Still, if Mr Abbas has indeed decided to climb down, it will be a precarious operation. After months of publicly saying he would stand firm, he would have little to show for changing his mind. Mr Netanyahu is hesitant about granting Palestinian requests for a formal “term of reference” acknowledging some of the most crucial issues, such as Jerusalem. Mr Abbas also wants Mr Mitchell to say that the city should be recognised as both states’ future capital. As if to rub salt in Palestinian wounds, Mr Netanyahu attended a tree-planting ceremony in a settlement when Mr Mitchell was still in town. By the by, the Israeli prime minister declared that any Palestinian state would have to be completely encircled by Israeli forces.
Mr Abbas, who has been notably flexible since taking on Yasser Arafat’s mantle since the old man died five years ago, has lousy cards to play. Mr Obama’s administration, perhaps overconfident, persuaded him to agree that it would demand a complete settlement freeze as the price for restarting talks. But when it backed down, Mr Abbas was embarrassingly stranded.
In any event, he seems to lack a strategy. Doubters in his own party, Fatah, as well as his bitter rivals in Hamas, the Islamist Palestinian movement that runs Gaza, are sneering at his failure to make progress and are calling for his replacement; indeed, he has already said he would resign. “For months we’ve done nothing,” says a Fatah stalwart who has sometimes been touted as a successor. “We have no elections, no reconciliation with Hamas, and no negotiations. We’re looking ridiculous.”
Should Mr Abbas dig in his heels for longer, some American intermediaries are looking at alternatives. They are airing a plan promoted by the Palestinian prime minister, Salam Fayyad, to get on with building a state that can then be presented for recognition by the UN Security Council in a couple of years. But few Palestinians would risk relying on the Security Council, where the Americans have a veto, to vote for such a state. Should the Americans and Europeans then balk, Mr Fayyad would look as silly as Mr Abbas.
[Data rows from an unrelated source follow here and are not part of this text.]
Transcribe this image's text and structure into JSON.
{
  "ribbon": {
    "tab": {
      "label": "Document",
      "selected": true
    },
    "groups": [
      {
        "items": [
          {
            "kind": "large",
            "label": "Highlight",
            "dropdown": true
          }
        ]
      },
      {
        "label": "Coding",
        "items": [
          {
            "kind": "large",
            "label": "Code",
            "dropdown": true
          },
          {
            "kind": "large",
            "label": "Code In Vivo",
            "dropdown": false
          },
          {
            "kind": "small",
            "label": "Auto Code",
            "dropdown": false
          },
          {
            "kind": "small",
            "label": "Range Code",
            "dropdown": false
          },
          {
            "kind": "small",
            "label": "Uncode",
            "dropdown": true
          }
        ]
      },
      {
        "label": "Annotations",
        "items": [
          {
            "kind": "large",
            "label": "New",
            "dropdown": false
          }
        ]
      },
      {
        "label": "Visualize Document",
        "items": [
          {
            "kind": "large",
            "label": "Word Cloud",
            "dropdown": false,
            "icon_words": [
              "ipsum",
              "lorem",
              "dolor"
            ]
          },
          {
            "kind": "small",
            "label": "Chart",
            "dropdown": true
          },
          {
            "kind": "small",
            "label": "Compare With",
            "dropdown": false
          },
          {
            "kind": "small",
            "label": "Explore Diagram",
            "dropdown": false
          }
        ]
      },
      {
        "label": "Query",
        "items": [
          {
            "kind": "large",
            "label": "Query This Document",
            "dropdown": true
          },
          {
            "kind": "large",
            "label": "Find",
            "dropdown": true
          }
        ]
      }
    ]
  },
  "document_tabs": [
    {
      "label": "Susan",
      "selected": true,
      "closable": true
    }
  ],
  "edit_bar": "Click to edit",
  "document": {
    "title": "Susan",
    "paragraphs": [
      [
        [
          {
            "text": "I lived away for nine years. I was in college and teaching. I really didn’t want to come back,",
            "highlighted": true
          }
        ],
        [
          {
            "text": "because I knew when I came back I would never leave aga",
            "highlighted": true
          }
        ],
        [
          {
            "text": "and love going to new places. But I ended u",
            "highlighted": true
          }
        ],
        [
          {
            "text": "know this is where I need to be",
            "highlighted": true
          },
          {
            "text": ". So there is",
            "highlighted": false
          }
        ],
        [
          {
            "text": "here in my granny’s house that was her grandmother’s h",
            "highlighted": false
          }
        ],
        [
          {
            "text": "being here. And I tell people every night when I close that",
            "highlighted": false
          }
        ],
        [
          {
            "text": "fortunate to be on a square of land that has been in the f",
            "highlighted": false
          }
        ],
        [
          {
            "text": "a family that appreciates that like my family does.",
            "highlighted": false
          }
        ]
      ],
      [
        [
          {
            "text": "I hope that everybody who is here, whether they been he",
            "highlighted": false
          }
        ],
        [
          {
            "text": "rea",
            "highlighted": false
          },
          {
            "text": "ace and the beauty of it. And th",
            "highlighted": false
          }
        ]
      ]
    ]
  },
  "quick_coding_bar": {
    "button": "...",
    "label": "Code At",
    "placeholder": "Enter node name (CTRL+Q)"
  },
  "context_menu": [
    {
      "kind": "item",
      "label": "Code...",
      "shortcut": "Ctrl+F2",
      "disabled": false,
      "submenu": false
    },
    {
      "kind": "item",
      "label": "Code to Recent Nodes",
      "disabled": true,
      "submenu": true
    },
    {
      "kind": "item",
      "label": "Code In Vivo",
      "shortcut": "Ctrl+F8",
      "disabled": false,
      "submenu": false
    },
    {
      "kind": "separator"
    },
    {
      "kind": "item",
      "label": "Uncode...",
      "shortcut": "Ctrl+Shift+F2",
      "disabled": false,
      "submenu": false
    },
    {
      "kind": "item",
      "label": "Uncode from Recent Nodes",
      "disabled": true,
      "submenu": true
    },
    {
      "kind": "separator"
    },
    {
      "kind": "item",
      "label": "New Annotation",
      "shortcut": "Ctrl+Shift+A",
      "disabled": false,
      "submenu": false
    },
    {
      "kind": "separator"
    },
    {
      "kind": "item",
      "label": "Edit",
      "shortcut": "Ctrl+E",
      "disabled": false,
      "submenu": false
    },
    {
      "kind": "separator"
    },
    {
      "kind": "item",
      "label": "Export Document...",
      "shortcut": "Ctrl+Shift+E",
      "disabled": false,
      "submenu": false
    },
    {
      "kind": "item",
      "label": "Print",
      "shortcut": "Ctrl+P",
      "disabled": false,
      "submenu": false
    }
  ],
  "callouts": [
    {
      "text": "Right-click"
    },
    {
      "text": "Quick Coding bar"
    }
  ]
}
A more radical suggestion, voiced by other Palestinians, is to dissolve the PA altogether and let Israel take responsibility for the occupation. But even the toughest Palestinian critics of Mr Abbas within the PA tend to be swayed by the personal benefits of the status quo. In any case, many Palestinians are enjoying the West Bank’s rising prosperity. Ramallah, their administrative capital, is bristling with new buildings, electronic and liquor shops and various spin-offs of foreign aid. Ramallah at night glitters with neon lights. Other Palestinian cities, though less flashy, also defy the world’s economic crunch.
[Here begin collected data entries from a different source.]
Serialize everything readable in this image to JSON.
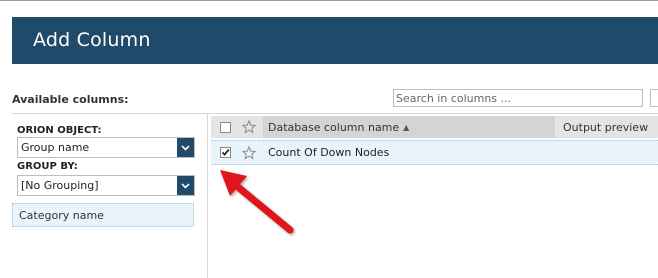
{
  "dialog": {
    "title": "Add Column"
  },
  "available": {
    "label": "Available columns:",
    "search_placeholder": "Search in columns ..."
  },
  "filters": {
    "orion_object_label": "ORION OBJECT:",
    "orion_object_value": "Group name",
    "group_by_label": "GROUP BY:",
    "group_by_value": "[No Grouping]",
    "category_item": "Category name"
  },
  "grid": {
    "columns": {
      "name": "Database column name",
      "preview": "Output preview"
    },
    "sort_indicator": "▲",
    "rows": [
      {
        "name": "Count Of Down Nodes",
        "checked": true,
        "starred": false
      }
    ]
  },
  "colors": {
    "title_bar": "#204a69",
    "selection_bg": "#e8f4fa",
    "annotation_arrow": "#e0141a"
  },
  "icons": {
    "header_checkbox": "checkbox-icon",
    "favorite": "star-icon",
    "dropdown": "chevron-down-icon",
    "annotation": "red-arrow-icon"
  }
}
Meanwhile, political apathy is setting in. A recent well-publicised meeting where Palestinians were to press their claims to Arab-populated East Jerusalem drew an audience of less than 50. As long as foreign donors pay the PA’s salary bill, few expect a new intifada (uprising). A former Palestinian minister laments that Mr Netanyahu was right about economic development bringing peace, at least for a while.
For those Palestinians, particularly in the rural areas and refugee camps, who are less easily seduced by the lure of the café, the authorities still resort more readily to sticks than carrots. Under the guidance of an American general, Keith Dayton, hundreds of PA security forces have fanned out across Palestinian towns, co-ordinating with Israeli forces to swat Palestinian dissent. Though human-rights groups say the torture of dissidents has dipped, the number of arrests is sharply up.